1. A Next.js route analyser. Feed it your app/api/** directory and have it flag routes where the agent (or you) reinvented something that Next.js already handles — form parsing, response caching, redirect logic. The ladder as an audit tool, not just a generation constraint.

2. Custom rules for your stack. The ponytail ruleset is generic. For a Supabase + Next.js shop, the ladder should know: "Does Supabase have an RPC for this? Is there already a lib/ utility that does this?" A project-specific extension would catch intra-codebase duplication the same way the generic one catches stdlib duplication.

3. Code review as a ponytail pass. Before merging AI-assisted PRs, run the diff through an agent with the ponytail ruleset and ask: "Which of these lines would ponytail have eliminated?" Not as a gate, but as a smell detector. If the answer is "most of the PR," that's useful signal.

My Take

What strikes me about ponytail isn't the benchmark numbers — it's that the ladder is the thing I say out loud when pairing with a less experienced dev. "Does the browser already do this? Does the stdlib have it? Is there an existing dep?" We say it so often we stop noticing it's a skill.
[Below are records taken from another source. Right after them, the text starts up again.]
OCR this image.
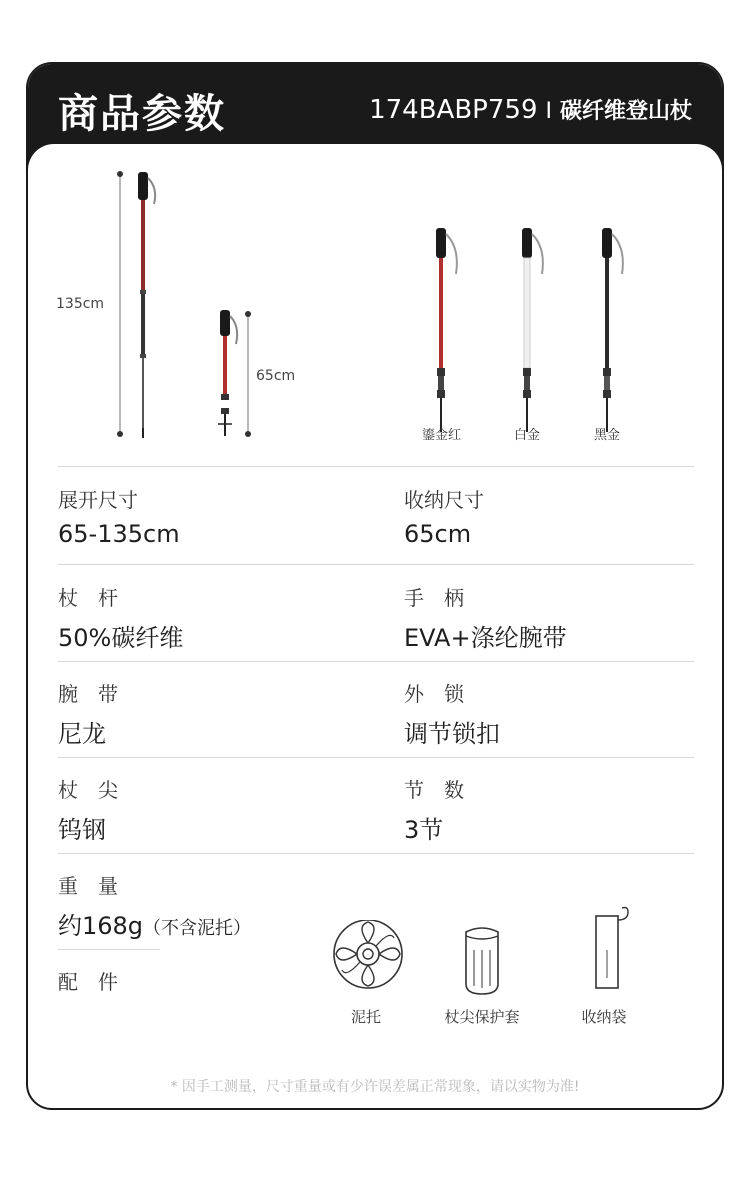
商品参数	174BABP759 I 碳纤维登山杖
135cm
65cm
鎏金红	白金	黑金
展开尺寸
65-135cm
收纳尺寸
65cm
杖　杆
50%碳纤维
手　柄
EVA+涤纶腕带
腕　带
尼龙
外　锁
调节锁扣
杖　尖
钨钢
节　数
3节
重　量
约168g（不含泥托）
配　件
泥托	杖尖保护套	收纳袋
* 因手工测量，尺寸重量或有少许误差属正常现象，请以实物为准!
The fact that you need to explicitly re-teach this to an agent says something uncomfortable about how we evaluate AI coding output. We reward running tests, not omitting unnecessary code. Ponytail is a corrective.

Whether you install it or just tape the six questions to the wall next to your terminal, the heuristic is worth having front of mind any time you're generating non-trivial code with an LLM.